Network and Gene Tools Help Quickly Identify New, Rare Genetic Disease
DURHAM, N.C. – The first patient was a mystery.
Arriving at Duke six years ago at the age of three, the youngster had mild developmental delays and physical characteristics that included a large body and large head circumference. A genetic analysis showed mutation of a specific gene, known as ASXL2, which had never been singled out as causing disease.
The youngster’s doctor, Vandana Shashi, a professor of pediatrics for the Division of Medical Genetics at Duke University School of Medicine, told his parents their son likely had a rare and yet-unidentified disease. And she promised to remain vigilant if any other cases popped up in the medical literature that might provide additional clues.
After none turned up, Shashi set out to see if the mystery case might be solved, instead, using the tools of the Undiagnosed Diseases Network (UDN) at the National Institutes of Health, which links Duke and six other medical teaching sites around the country. The participating centers pool information and innovations about diseases that are so rare they often stump the broader medical community.

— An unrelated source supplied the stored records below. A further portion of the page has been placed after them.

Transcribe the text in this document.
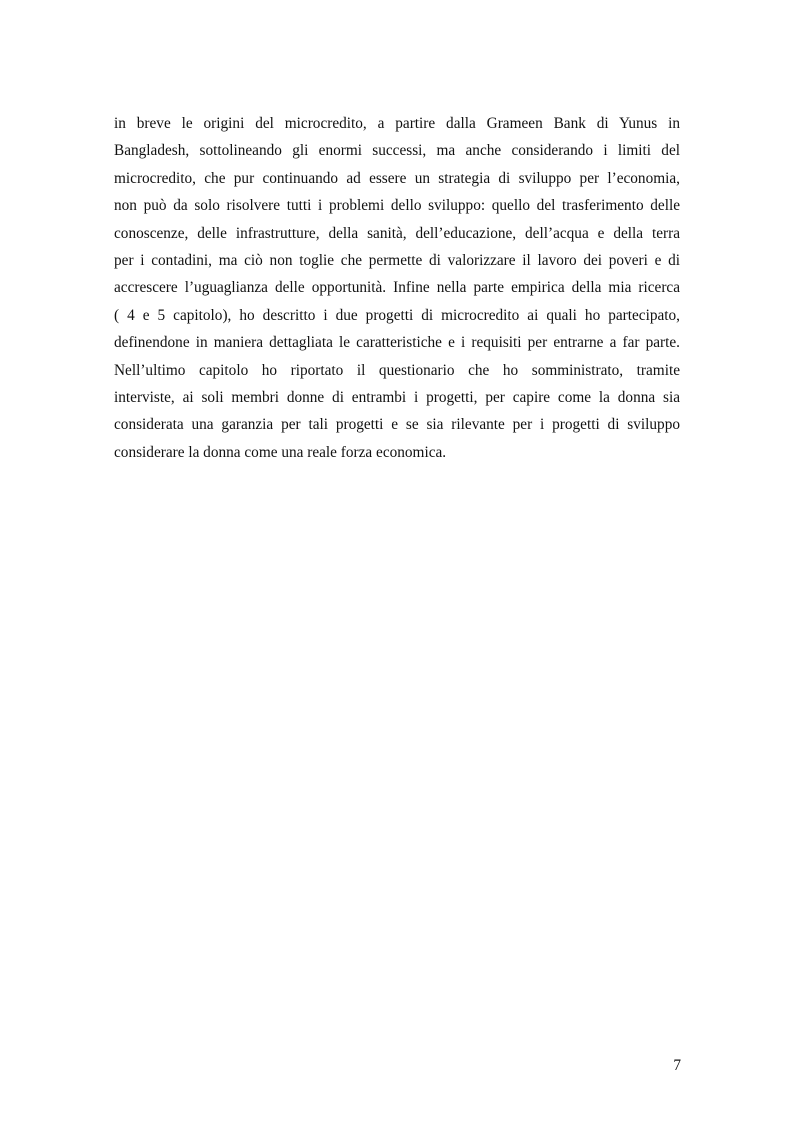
in breve le origini del microcredito, a partire dalla Grameen Bank di Yunus in
Bangladesh, sottolineando gli enormi successi, ma anche considerando i limiti del
microcredito, che pur continuando ad essere un strategia di sviluppo per l’economia,
non può da solo risolvere tutti i problemi dello sviluppo: quello del trasferimento delle
conoscenze, delle infrastrutture, della sanità, dell’educazione, dell’acqua e della terra
per i contadini, ma ciò non toglie che permette di valorizzare il lavoro dei poveri e di
accrescere l’uguaglianza delle opportunità. Infine nella parte empirica della mia ricerca
( 4 e 5 capitolo), ho descritto i due progetti di microcredito ai quali ho partecipato,
definendone in maniera dettagliata le caratteristiche e i requisiti per entrarne a far parte.
Nell’ultimo capitolo ho riportato il questionario che ho somministrato, tramite
interviste, ai soli membri donne di entrambi i progetti, per capire come la donna sia
considerata una garanzia per tali progetti e se sia rilevante per i progetti di sviluppo
considerare la donna come una reale forza economica.
7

Within just six weeks -- connected to other UDN research labs and an international database of genes and disease characteristics called GeneMatcher -- Shashi had a remarkable trove: Five additional children, all with the same physical features and the ASXL2 gene mutation.
“We can now definitively say this is a newly identified disease,” Shashi said. “With just one case, we could not say the gene mutation was the underlying cause. But with six cases, all with the same ASXL2 mutation, it is definitive.”
Shashi and colleagues from other UDN institutions published their findings online Sept. 29 in the American Journal of Human Genetics.
The new disease, which still has no name, does have similarities to two other rare genetic disorders arising from related genes. A condition called Bohring-Opitz syndrome is the result of a mutation of the ASXL1 gene, while Bainbridge-Ropers syndrome is caused by a flaw in the ASXL3 gene. Both conditions are also rare, and result in similar, but more severe impairments.
It’s unknown how the ASXL2 genetic mutation arises, but Shashi said identifying the root cause of the children’s condition is a first step, and could help drive new therapies and treatment approaches.
The immediate benefit is to the families of the children, who now have an answer to their most basic question.
“It has been wonderful to be connected to other families who share this genetic condition,” said Teresa Locklear, whose son, Issac, was the first patient to present with the mutation at Duke. “When we started, we hoped we would find other families with children who were older than Isaac, to provide a sort of roadmap for what to expect. But it turns out, Isaac is the oldest and we are the ones sharing our experiences with parents of younger children, and that’s been so rewarding.”
“These families feel truly alone when their child clearly has a disorder, and yet there is no name for it, and no community of people they can relate to with shared experiences,” Peña said. “This will help them be able to connect with others and compare notes. That’s a huge deal – to know you aren’t the only one and there a five other children out there.”
In addition to Shashi and Peña, study authors include Katherine Kim, Barbara Burton, Maja Hempel, Kelly Schoch, Magdalena Walkiewicz, Heather M. McLaughlin, Megan Cho, Nicholas Stong, Scott E. Hickey, Christine M. Shuss, Undiagnosed Diseases Network, Michael S. Freemark,Jane S. Bellet, Martha Ann Keels, Melanie J. Bonner, Maysantoine El-Dairi, Megan Butler, Peter G. Kranz, Constance T.R.M. Stumpel, Sylvia Klinkenberg, Karin Oberndorff, Malik Alawi, Rene Santer, Slavé Petrovski, Outi Kuismin, Satu Korpi-Heikkilä, Olli Pietilainen, Palotie Aarno, Mitja I. Kurki, Alexander Hoischen, Anna C. Need, David B. Goldstein, and Fanny Kortüm.
The work received support from the UDN (1U01HG007672-01) and the Deutsche Forschungsgemeinschaft (KO 4576/1-1).